On March 12 at 5 p.m., the Brattleboro Literary Festival holds a literary cocktail hour with Jonathan Slaght, author of “Owls of the Eastern Ice: A Quest to Find and Save the World’s Largest Owl.”

When he was just a fledgling birdwatcher, Slaght had a chance encounter with the Blakiston’s fish owl, one of the most mysterious birds in the world. Bigger than any owl he knew, it looked like a small bear with decorative feathers. He snapped a quick photo and shared it with experts. Soon, he was on a five-year journey, searching for this enormous, enigmatic creature in the lush, remote forests of eastern Russia. That first sighting set his calling as a scientist. Despite a wingspan of 6 feet and a height of over 2 feet, the fish owl is highly elusive, and an endangered species.

It is easiest to find in winter, when its tracks mark the snowy banks of the rivers where it feeds.
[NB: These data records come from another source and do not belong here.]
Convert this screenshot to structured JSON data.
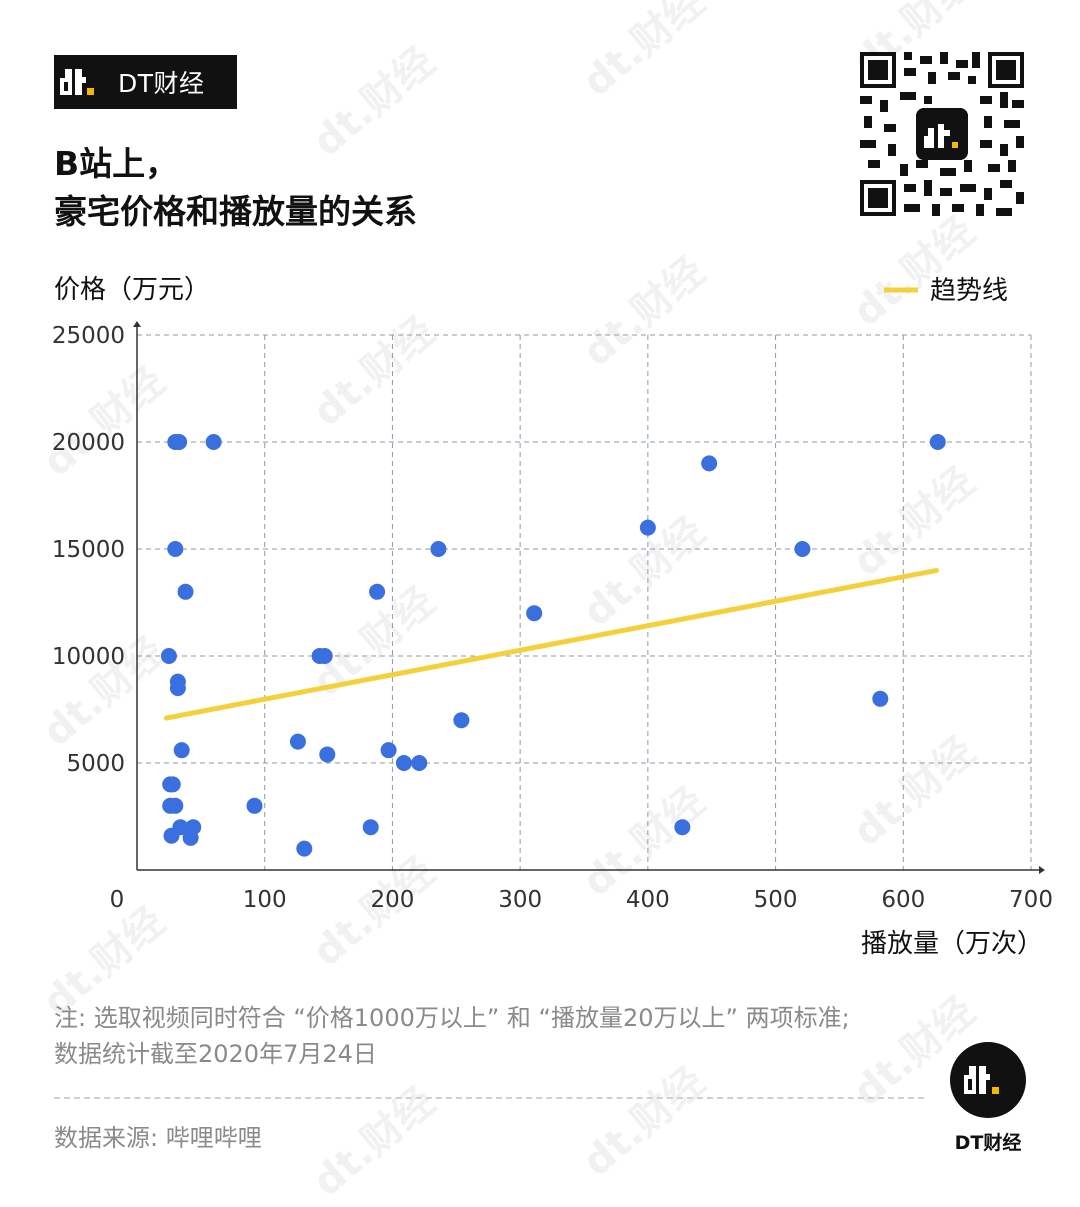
{
  "brand": {
    "name": "DT财经"
  },
  "title": {
    "line1": "B站上，",
    "line2": "豪宅价格和播放量的关系"
  },
  "note": {
    "line1": "注: 选取视频同时符合 “价格1000万以上” 和 “播放量20万以上” 两项标准;",
    "line2": "数据统计截至2020年7月24日"
  },
  "source": "数据来源: 哔哩哔哩",
  "footer": {
    "name": "DT财经"
  },
  "colors": {
    "point": "#3a6fe0",
    "trend": "#f5d03d",
    "grid": "#8a9aaa",
    "brand_accent": "#f5b800"
  },
  "chart_data": {
    "type": "scatter",
    "title": "",
    "xlabel": "播放量（万次）",
    "ylabel": "价格（万元）",
    "xlim": [
      0,
      700
    ],
    "ylim": [
      0,
      25000
    ],
    "x_ticks": [
      0,
      100,
      200,
      300,
      400,
      500,
      600,
      700
    ],
    "y_ticks": [
      5000,
      10000,
      15000,
      20000,
      25000
    ],
    "grid": true,
    "legend_position": "top-right",
    "points": [
      {
        "x": 30,
        "y": 20000
      },
      {
        "x": 33,
        "y": 20000
      },
      {
        "x": 60,
        "y": 20000
      },
      {
        "x": 30,
        "y": 15000
      },
      {
        "x": 38,
        "y": 13000
      },
      {
        "x": 25,
        "y": 10000
      },
      {
        "x": 32,
        "y": 8800
      },
      {
        "x": 32,
        "y": 8500
      },
      {
        "x": 35,
        "y": 5600
      },
      {
        "x": 26,
        "y": 4000
      },
      {
        "x": 28,
        "y": 4000
      },
      {
        "x": 26,
        "y": 3000
      },
      {
        "x": 30,
        "y": 3000
      },
      {
        "x": 34,
        "y": 2000
      },
      {
        "x": 44,
        "y": 2000
      },
      {
        "x": 27,
        "y": 1600
      },
      {
        "x": 42,
        "y": 1500
      },
      {
        "x": 92,
        "y": 3000
      },
      {
        "x": 126,
        "y": 6000
      },
      {
        "x": 131,
        "y": 1000
      },
      {
        "x": 143,
        "y": 10000
      },
      {
        "x": 147,
        "y": 10000
      },
      {
        "x": 149,
        "y": 5400
      },
      {
        "x": 183,
        "y": 2000
      },
      {
        "x": 188,
        "y": 13000
      },
      {
        "x": 197,
        "y": 5600
      },
      {
        "x": 209,
        "y": 5000
      },
      {
        "x": 221,
        "y": 5000
      },
      {
        "x": 236,
        "y": 15000
      },
      {
        "x": 254,
        "y": 7000
      },
      {
        "x": 311,
        "y": 12000
      },
      {
        "x": 400,
        "y": 16000
      },
      {
        "x": 427,
        "y": 2000
      },
      {
        "x": 448,
        "y": 19000
      },
      {
        "x": 521,
        "y": 15000
      },
      {
        "x": 582,
        "y": 8000
      },
      {
        "x": 627,
        "y": 20000
      }
    ],
    "trendline": {
      "name": "趋势线",
      "from": {
        "x": 23,
        "y": 7100
      },
      "to": {
        "x": 626,
        "y": 14000
      }
    }
  }
}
Slaght and his team’s quest to conserve the owls sends them on all-night monitoring missions in freezing tents, on mad dashes across thawing rivers and free-climbs up rotting trees to check nests for eggs — all while keeping watch for bears or an Amur tigers.

At the heart of Slaght’s story are the fish owls themselves: cunning hunters, devoted parents, singers of eerie duets and survivors in a harsh and shrinking habitat. Through this rare glimpse into the everyday life of a field scientist and conservationist, “Owls of the Eastern Ice” testifies to the determination and creativity essential to scientific advancement and serves as a powerful reminder of the beauty, strength and vulnerability of the natural world.

Slaght will be in conversation with Charlie Rattigan, an award-winning documentary producer and the executive director of the Vermont Institute of Natural Science, known for bird rehabilitation.

The literary cocktail hour is free and open to the public. Registration is online at bit.ly/LitCocktail6.

Registered participants will be able to interact with the author in a question and answer session. Viewers can also watch the event livestreamed on the Brattleboro Literary Festival’s YouTube page without registering.